Clifton Station in Hawke's Bay made its early fortunes off the sheep's back but has had to find new ways to survive in the 21st century.
Angus Gordon is a farmer with a passion for poetry and together with his entrepreneurial son Tom, they are embracing new challenges on the farm.
Clifton Station's woolshed shows have come to a grinding halt without cruise ships pulling into the Hawke's Bay these days.
The pandemic put a stop to the farm's successful tourist operation showing off sheep mustering, dagging and other farm work to visitors from all over the world.
But Tom Gordon, who farms the property near Cape Kidnappers with his father Angus, says they're still in a "very lucky spot".
The fifth and sixth generation of Gordons at Clifton are known for their entrepreneurial approach to the land.
On their 800 hectares, they are fattening lambs, growing crops, hosting out-of-towners in luxury "glamping" tents and growing trees for carbon farming.
And, after three years of "subtle suggestions", Tom has persuaded his father, who's been wary of carrying too much capital stock, to get back into sheep.
The first crop of Wiltshires, a self-shedding breed, is clustered in the yards when Country Life visits, mustered up by an eager bunch of teenage ag students from the Turanga Ararau farm training programme.
The Wiltshires' much woollier Romney-cross cousins are nearby, steam rising off their backs after one of the hardest frosts of the winter so far.
Angus leans over the fence as Tom mucks in guiding the boys as they work the handpiece.
"I had to twist his arm pretty hard to get back into breeding ewes and the Wiltshire was the way that I figured out we could do it," Tom says.
"It is hard for people to change, especially older people, but I'm right behind Tom. I think these are marvellous sheep," Angus says.
Down below the woolshed, Tom's wife Lucia is closing up the glamping sites for the season.
New Zealanders being stuck at home in the pandemic has meant an excellent shoulder season this year for the luxury camping business, Tom says.
"These sites have become the two most valuable sites on the farm," Angus laughs.
Angus is all for the farm branching out despite having a baptism by fire opening a cafe on the flats in the late 1990s.

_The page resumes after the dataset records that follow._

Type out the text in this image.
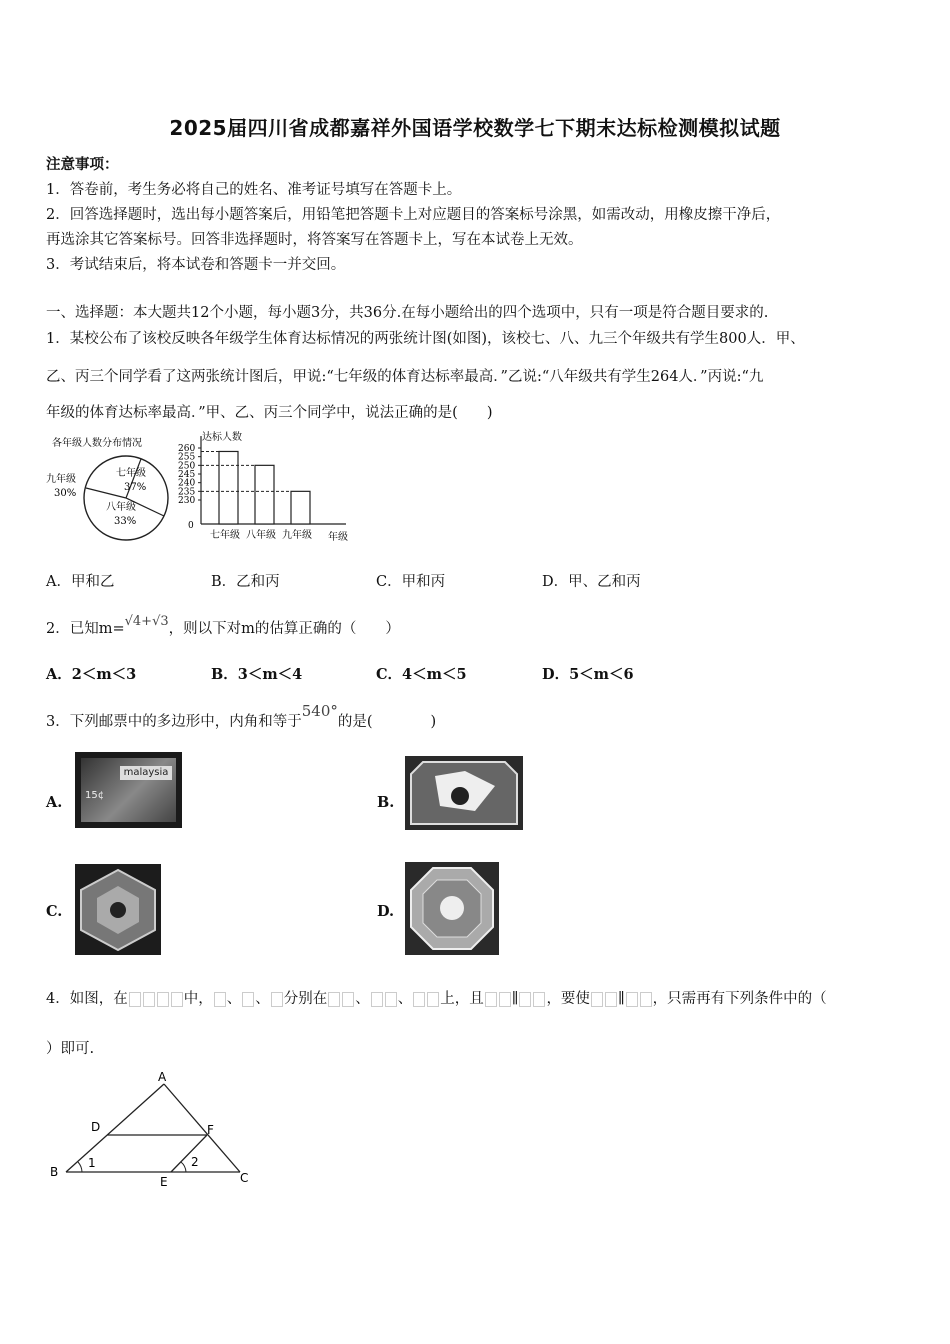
2025届四川省成都嘉祥外国语学校数学七下期末达标检测模拟试题
注意事项：
1．答卷前，考生务必将自己的姓名、准考证号填写在答题卡上。
2．回答选择题时，选出每小题答案后，用铅笔把答题卡上对应题目的答案标号涂黑，如需改动，用橡皮擦干净后，
再选涂其它答案标号。回答非选择题时，将答案写在答题卡上，写在本试卷上无效。
3．考试结束后，将本试卷和答题卡一并交回。
一、选择题：本大题共12个小题，每小题3分，共36分.在每小题给出的四个选项中，只有一项是符合题目要求的.
1．某校公布了该校反映各年级学生体育达标情况的两张统计图(如图)，该校七、八、九三个年级共有学生800人．甲、
乙、丙三个同学看了这两张统计图后，甲说:“七年级的体育达标率最高．”乙说:“八年级共有学生264人．”丙说:“九
年级的体育达标率最高．”甲、乙、丙三个同学中，说法正确的是(　　)
各年级人数分布情况
七年级
37%
八年级
33%
九年级
30%
达标人数
年级
260
255
250
245
240
235
230
0
七年级 八年级 九年级
A．甲和乙	B．乙和丙	C．甲和丙	D．甲、乙和丙
2．已知m=√4+√3，则以下对m的估算正确的（　　）
A．2＜m＜3	B．3＜m＜4	C．4＜m＜5	D．5＜m＜6
3．下列邮票中的多边形中，内角和等于540°的是(　　　　)
A.
malaysia
15¢	B.
C.	D.
4．如图，在	中， 、 、 分别在 、 、 上，且 ∥ ，要使 ∥ ，只需再有下列条件中的（
）即可.
A
B	C
D
E
F
1	2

"Dinah, my wife, said I'm like a two-tooth ewe, had the lamb and then I ran away from it. All I wanted to do was get back on the farm and run away from it all."
But that didn't dampen his spirit for diversification.
"I'm always into entrepreneurial type schemes and I think Tom and Lucia are just following on from that really."
Fifty hectares of the farm is now in carbon farming - pine trees planted on the rougher spots which are not great for stock and another 30 hectares is leased and irrigated by the Gordons for growing organic maize for chicken feed.
Tom also has his own tree-planting programme underway, nurturing oaks and the native bush coming away in fenced off gullies alongside the Maraetotara River which borders the property.
"We're trying to always plan and see what's coming next," Angus says.
But Angus, a keen writer and historian of the local area, wants to spend more time at his desk in Clifton's big old Edwardian homestead overlooking the sea.
Here he has written several books - a family history and one about the area's historic woolsheds.
His latest book, Historic Homesteads of Hawkes Bay, has just hit the bookshops.
"I loved nosing around all the other places in Hawke's Bay.
"It's the romance of it all - the shearing, growing up in an old house and the fun of it all."